A importância é tal que anotações falsas importam crime de falsidade (CLT, art. 49) e a omissão das anotações (CLT, art. 47) ou extravio da carteira (CLT, art. 52), multas administrativas. Tamanha preocupação do legislador em evitar a omissão ou incorreção de dados da vida funcional do empregado, ou, ainda, que fosse privado da posse do documento, fica evidenciada pela previsão pormenorizada de cominações conforme a irregularidade cometida.

Nesse contexto, não é razoável a postura da empresa que, tendo assentido, como é da essência do ato, com os termos do acordo, tenha negligenciado uma das principais obrigações: anotação e entrega da CTPS. E no caso do autos, ainda, submetido a prazo substancialmente superior (10 dias) ao fixado pela CLT nas hipóteses de admissão (48 horas, art. 29, caput, da CLT).

A contumácia da ré mais se agrava quando se constata que, além do descumprimento da obrigação imposta a todo e qualquer empregador, fez pouco da obrigação assumida em Juízo. A redução da multa diária de R$ 50,00, da qual a ré tinha ciência desde que entabulou o acordo, desconsiderou todos os esforços da moderna teoria processual e construções jurisprudenciais acerca da previsão de meios aptos a implementar a efetividade da tutela jurisdicional.

As astreintes, criadas pela jurisprudência francesa, são exemplo dessa nova realidade e importam multa crescente destinada a vencer qualquer intenção recalcitrante do devedor, sem qualquer limitação, ainda que possa gerar exagero no algarismo.

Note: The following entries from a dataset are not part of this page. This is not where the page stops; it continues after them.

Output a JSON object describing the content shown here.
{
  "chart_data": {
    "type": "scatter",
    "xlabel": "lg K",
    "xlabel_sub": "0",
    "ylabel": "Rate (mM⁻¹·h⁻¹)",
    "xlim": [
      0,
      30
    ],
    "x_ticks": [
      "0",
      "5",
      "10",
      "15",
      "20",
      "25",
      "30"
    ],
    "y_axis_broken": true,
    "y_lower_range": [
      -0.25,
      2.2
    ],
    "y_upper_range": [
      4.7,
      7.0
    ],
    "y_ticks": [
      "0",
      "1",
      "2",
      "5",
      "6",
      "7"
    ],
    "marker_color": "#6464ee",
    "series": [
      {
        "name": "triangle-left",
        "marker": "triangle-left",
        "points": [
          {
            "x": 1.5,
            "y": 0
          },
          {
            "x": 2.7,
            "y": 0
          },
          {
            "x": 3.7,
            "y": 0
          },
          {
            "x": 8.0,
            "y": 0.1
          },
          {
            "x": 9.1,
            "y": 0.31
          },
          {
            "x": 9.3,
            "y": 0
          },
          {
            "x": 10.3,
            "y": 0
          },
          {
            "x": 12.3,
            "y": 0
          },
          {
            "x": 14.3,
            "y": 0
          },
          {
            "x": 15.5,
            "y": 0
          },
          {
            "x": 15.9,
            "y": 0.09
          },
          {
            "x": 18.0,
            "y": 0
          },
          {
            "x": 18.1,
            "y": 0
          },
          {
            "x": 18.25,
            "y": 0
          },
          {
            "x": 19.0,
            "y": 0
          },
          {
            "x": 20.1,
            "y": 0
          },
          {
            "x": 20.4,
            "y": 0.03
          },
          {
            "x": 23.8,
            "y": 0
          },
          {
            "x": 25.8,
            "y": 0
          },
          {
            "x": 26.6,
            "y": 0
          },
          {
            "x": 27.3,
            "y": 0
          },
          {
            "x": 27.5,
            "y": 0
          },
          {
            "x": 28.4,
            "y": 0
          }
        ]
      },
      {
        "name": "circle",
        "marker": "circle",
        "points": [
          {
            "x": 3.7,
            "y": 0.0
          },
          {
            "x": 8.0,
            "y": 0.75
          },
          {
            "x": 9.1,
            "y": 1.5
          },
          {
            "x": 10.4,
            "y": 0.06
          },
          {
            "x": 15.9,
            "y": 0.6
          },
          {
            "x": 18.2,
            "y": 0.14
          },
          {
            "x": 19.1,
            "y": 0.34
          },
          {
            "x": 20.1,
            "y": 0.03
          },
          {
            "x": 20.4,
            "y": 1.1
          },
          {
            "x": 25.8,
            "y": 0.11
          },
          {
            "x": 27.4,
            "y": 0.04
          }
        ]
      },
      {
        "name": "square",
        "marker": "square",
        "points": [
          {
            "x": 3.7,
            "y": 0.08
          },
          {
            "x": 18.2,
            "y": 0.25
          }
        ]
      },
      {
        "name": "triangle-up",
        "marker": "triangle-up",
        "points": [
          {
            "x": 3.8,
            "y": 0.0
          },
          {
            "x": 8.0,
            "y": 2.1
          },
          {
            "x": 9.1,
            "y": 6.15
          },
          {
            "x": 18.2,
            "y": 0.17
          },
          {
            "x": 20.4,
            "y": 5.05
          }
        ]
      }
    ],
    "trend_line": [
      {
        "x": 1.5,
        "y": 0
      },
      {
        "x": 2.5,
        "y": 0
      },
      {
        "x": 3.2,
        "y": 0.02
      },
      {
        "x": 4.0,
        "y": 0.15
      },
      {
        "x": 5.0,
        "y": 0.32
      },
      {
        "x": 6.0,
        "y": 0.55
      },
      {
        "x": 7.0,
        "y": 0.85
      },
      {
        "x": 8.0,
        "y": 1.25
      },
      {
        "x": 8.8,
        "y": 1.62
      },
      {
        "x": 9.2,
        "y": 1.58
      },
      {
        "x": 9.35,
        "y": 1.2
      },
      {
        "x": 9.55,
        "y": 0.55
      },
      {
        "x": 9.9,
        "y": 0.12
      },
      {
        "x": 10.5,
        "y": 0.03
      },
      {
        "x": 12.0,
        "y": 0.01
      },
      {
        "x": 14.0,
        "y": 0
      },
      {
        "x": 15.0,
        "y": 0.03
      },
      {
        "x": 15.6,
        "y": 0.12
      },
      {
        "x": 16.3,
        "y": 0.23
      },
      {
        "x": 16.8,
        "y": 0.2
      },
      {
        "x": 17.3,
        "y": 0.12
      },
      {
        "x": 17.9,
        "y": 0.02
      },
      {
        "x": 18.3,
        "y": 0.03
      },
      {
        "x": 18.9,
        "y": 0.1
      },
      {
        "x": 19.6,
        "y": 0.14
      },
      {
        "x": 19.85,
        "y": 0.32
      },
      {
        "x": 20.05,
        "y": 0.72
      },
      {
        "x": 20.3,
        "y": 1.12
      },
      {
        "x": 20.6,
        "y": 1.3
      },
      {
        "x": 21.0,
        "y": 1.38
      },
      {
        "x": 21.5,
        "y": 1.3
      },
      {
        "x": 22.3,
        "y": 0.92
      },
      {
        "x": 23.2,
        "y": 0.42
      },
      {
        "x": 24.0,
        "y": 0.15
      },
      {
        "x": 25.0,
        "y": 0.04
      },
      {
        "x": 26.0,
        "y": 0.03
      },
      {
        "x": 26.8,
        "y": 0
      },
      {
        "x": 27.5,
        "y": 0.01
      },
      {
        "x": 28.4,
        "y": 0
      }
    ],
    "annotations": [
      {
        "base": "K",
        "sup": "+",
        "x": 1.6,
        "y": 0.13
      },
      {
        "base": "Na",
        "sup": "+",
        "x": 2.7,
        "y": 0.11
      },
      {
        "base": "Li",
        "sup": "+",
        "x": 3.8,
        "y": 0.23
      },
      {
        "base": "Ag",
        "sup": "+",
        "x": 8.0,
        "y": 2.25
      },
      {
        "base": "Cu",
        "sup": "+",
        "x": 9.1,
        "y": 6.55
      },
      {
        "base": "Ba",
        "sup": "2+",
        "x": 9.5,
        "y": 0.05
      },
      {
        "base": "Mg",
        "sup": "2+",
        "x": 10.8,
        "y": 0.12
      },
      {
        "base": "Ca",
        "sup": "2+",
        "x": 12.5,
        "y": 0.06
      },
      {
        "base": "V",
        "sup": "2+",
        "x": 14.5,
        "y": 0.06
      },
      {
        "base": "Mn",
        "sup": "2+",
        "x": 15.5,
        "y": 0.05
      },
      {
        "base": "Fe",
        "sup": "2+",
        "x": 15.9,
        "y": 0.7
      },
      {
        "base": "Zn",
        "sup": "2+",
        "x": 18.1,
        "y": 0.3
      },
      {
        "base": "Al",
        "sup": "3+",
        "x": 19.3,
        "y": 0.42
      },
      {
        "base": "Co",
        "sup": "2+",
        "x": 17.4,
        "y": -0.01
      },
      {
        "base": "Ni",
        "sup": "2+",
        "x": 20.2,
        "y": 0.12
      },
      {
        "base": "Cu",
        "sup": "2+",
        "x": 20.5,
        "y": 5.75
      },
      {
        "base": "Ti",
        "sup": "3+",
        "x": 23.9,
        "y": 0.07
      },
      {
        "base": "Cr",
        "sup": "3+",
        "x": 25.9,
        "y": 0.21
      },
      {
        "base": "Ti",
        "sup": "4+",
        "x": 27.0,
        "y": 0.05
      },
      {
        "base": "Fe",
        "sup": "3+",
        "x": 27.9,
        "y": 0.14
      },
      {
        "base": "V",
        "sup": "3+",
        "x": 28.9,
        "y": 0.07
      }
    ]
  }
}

O valor fixado no acordo é razoável (R$ 50,00) e, eventual limitação à cifra de uma remuneração mensal da autora, desconsidera a importância do documento ao empregado e postura da ré em Juízo. Autorizo, outrossim, a compensação do valor já recolhido (fl. 89).

Ante o exposto, dou provimento ao agravo para assegurar a multa diária de R$ 50,00 a partir do inadimplemento da obrigação de fazer (fl. 16), compensando-se o valor recolhido à folha 89.

Custas pela ré sobre o valor da condenação de R$ 2.500,00, no importe de R$ 50,00.